MINIMAL EVIDENCE FOR PLANT–INSECT ASSOCIATIONS IN THE SOUTH ASH PASTURE FLORA, MIDDLE PERMIAN OF NORTH-CENTRAL TEXAS
Of the 925 leaves evaluated for insect damage, only 3.6% displayed evidence of insect herbivory or oviposition. This herbivory was partitioned into five insect functional feeding groups on SAP leaves: margin feeding, hole feeding, piercing and sucking, skeletonization and galling. Two instances of oviposition also are present in SAP leaves.
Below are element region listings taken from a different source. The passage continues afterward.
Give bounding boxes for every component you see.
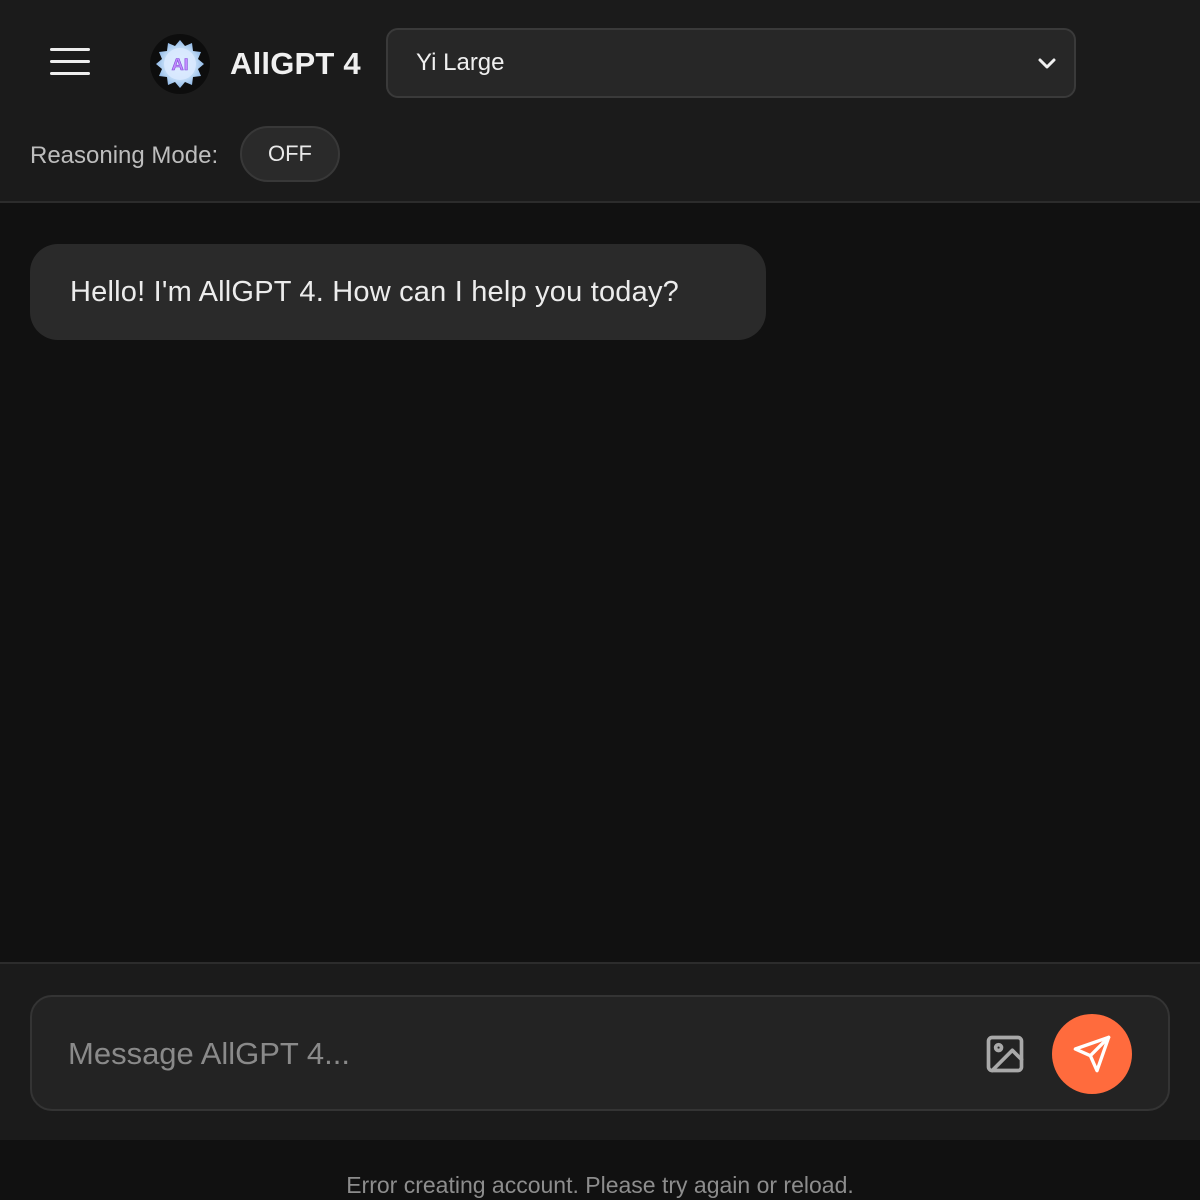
send-button[interactable]: [1052, 1014, 1132, 1094]
app-root: AI AllGPT 4 Yi Large Reasoning Mode: OFF…: [0, 0, 1200, 1200]
message-composer: [30, 995, 1170, 1111]
send-icon: [1073, 1035, 1111, 1073]
model-select[interactable]: Yi Large: [386, 28, 1076, 98]
message-input[interactable]: [68, 1027, 948, 1081]
logo-text: AI: [172, 55, 189, 74]
image-icon[interactable]: [982, 1031, 1028, 1077]
composer-area: [0, 962, 1200, 1140]
chevron-down-icon: [1038, 58, 1056, 69]
app-title: AllGPT 4: [230, 46, 361, 81]
reasoning-mode-label: Reasoning Mode:: [30, 142, 219, 169]
app-logo: AI: [150, 34, 210, 94]
hamburger-menu-icon[interactable]: [44, 38, 96, 84]
chat-area: Hello! I'm AllGPT 4. How can I help you …: [0, 205, 1200, 962]
top-header: AI AllGPT 4 Yi Large Reasoning Mode: OFF: [0, 0, 1200, 203]
error-message: Error creating account. Please try again…: [346, 1172, 854, 1198]
logo-badge-icon: AI: [156, 40, 204, 88]
reasoning-mode-toggle[interactable]: OFF: [240, 126, 340, 182]
assistant-message: Hello! I'm AllGPT 4. How can I help you …: [30, 244, 766, 340]
model-select-value: Yi Large: [416, 49, 505, 76]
The heaviest concentration of herbivory occurred on the large and small gigantopterid species where 35.7% and 20% of the leaves, respectively, exhibited at least one type of insect damage. Other forms of herbivory occurred on the strap-shaped conifer and large, parallel veined conifer, the latter of which had ten times more damage than the former.
The low frequency of herbivory is almost certainly a result of the low plant diversity. A general tendency toward aridity during the middle Permian likely caused a shift in plant composition, which in turn reduced levels of insect herbivory. The lack of specialized insect herbivory also supports a turnover pattern in regional floras. The difference in damage frequency between the two species of broadleaved conifer may be due to differences in quantitative and/or qualitative secondary defense chemicals, typically enhanced in arid-adapted plants. Another possibility is co-association of the large, broadleaved conifer with a particular herbivore component community. The coarse-grained sedimentary rock of the SAP Flora also could have contributed to the low occurrence of insect herbivory.